Middle class church vibes don’t necessarily work in poorer areas and there are a number of complex reasons for that. People here are very aware that sin is present in their lives and that the world is broken. People need to experience God’s Grace and his forgiveness through his son Jesus when they come to church. They need to have it explained from the Bible and modelled to them by the Christians who live it out. They need other Christians and that includes their pastor to be real about life, real about struggle and what it means to resist sin and forgive people and situations that seem unforgivable.
Church needs to be accessible, it needs to be real and honest and not very polished because what’s important here is not a great band or the most amazing service leaders or preachers, it’s simply that the word of God is explained so that people can understand it for themselves. And from understanding comes changed hearts.

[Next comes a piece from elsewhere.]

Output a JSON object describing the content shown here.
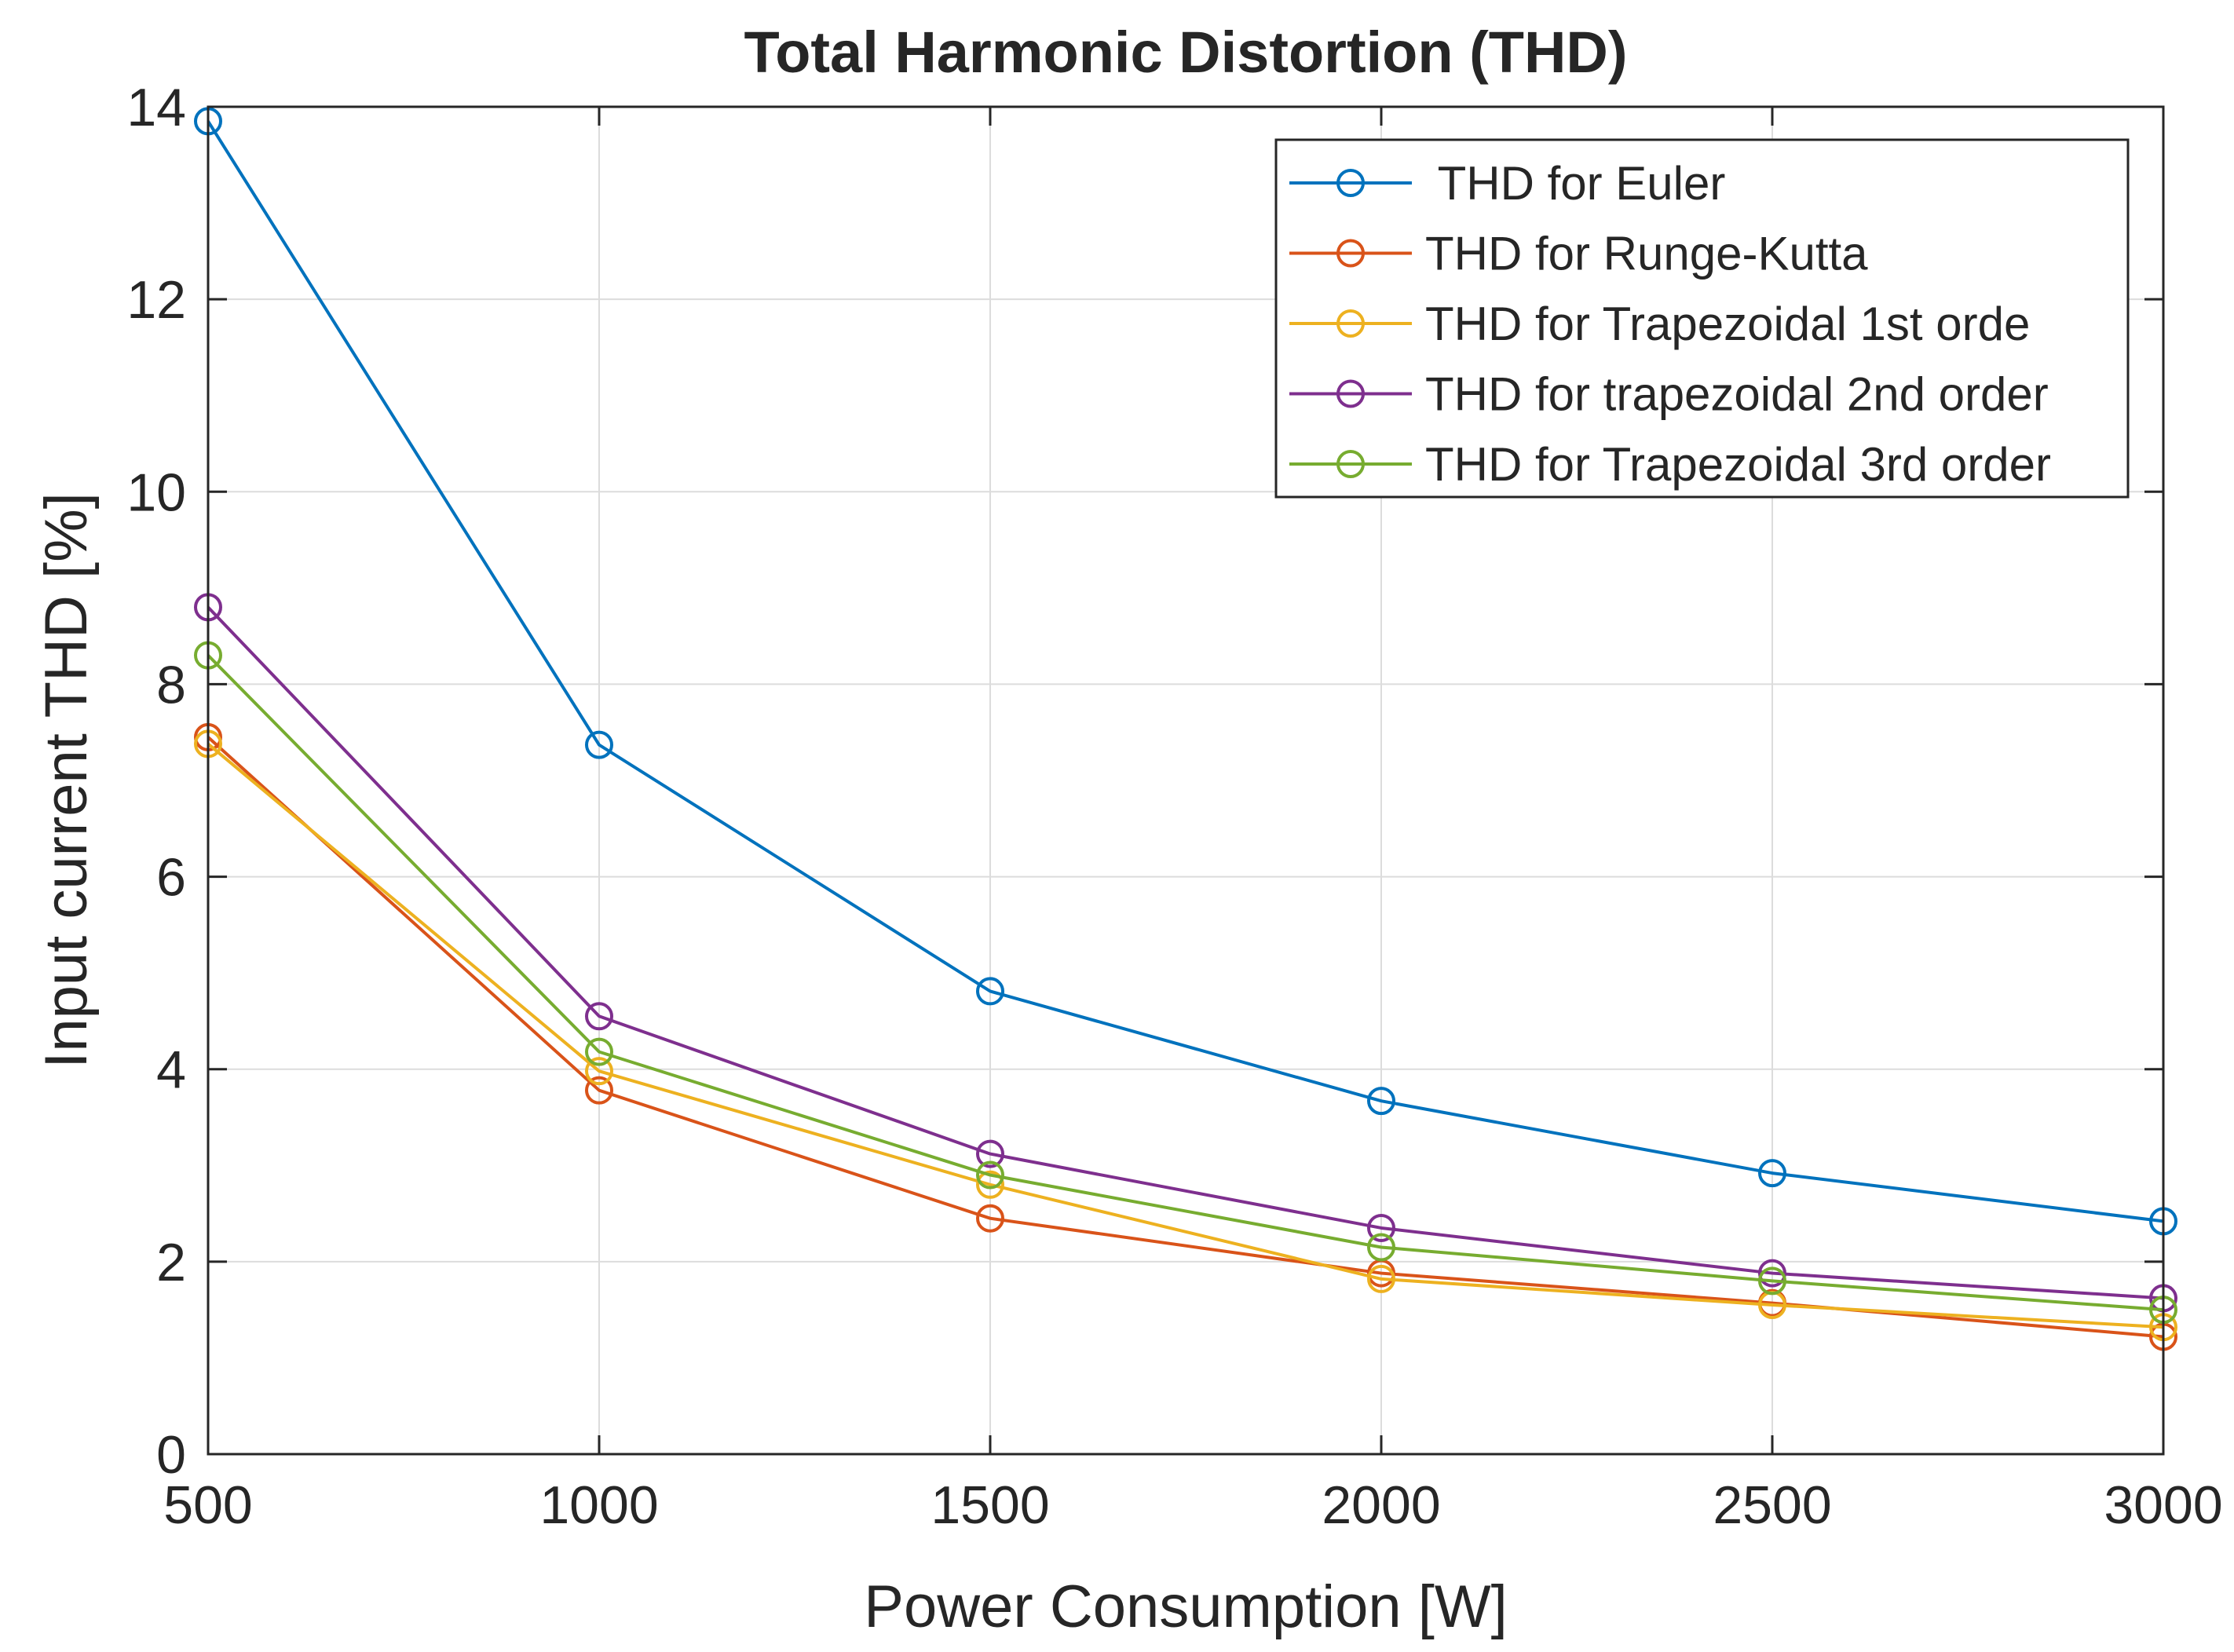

How can people partner with you?
To do this ministry work of planting a church in Warilla North I need to be self funded, and this year I need to raise further $10k for my own work, plus I’m trying to raise some extra money to pay for a ‘women’s ministry worker’ to start in 2024. I’m praying to find a mature lady who wants to connect and read the Bible 1:1 with women in the Warilla North community.
I also need prayer and people can connect with me via Facebook by searching my name if they would like to receive my weekly prayer requests and to see how things are going.
Lastly, Neil, myself and a whole bunch of ministers who are trying to reach poor and marginalised communities are always looking for people to come and live and serve with us. Why not start praying to God and ask him if this is an area of ministry that he wants you to be involved in.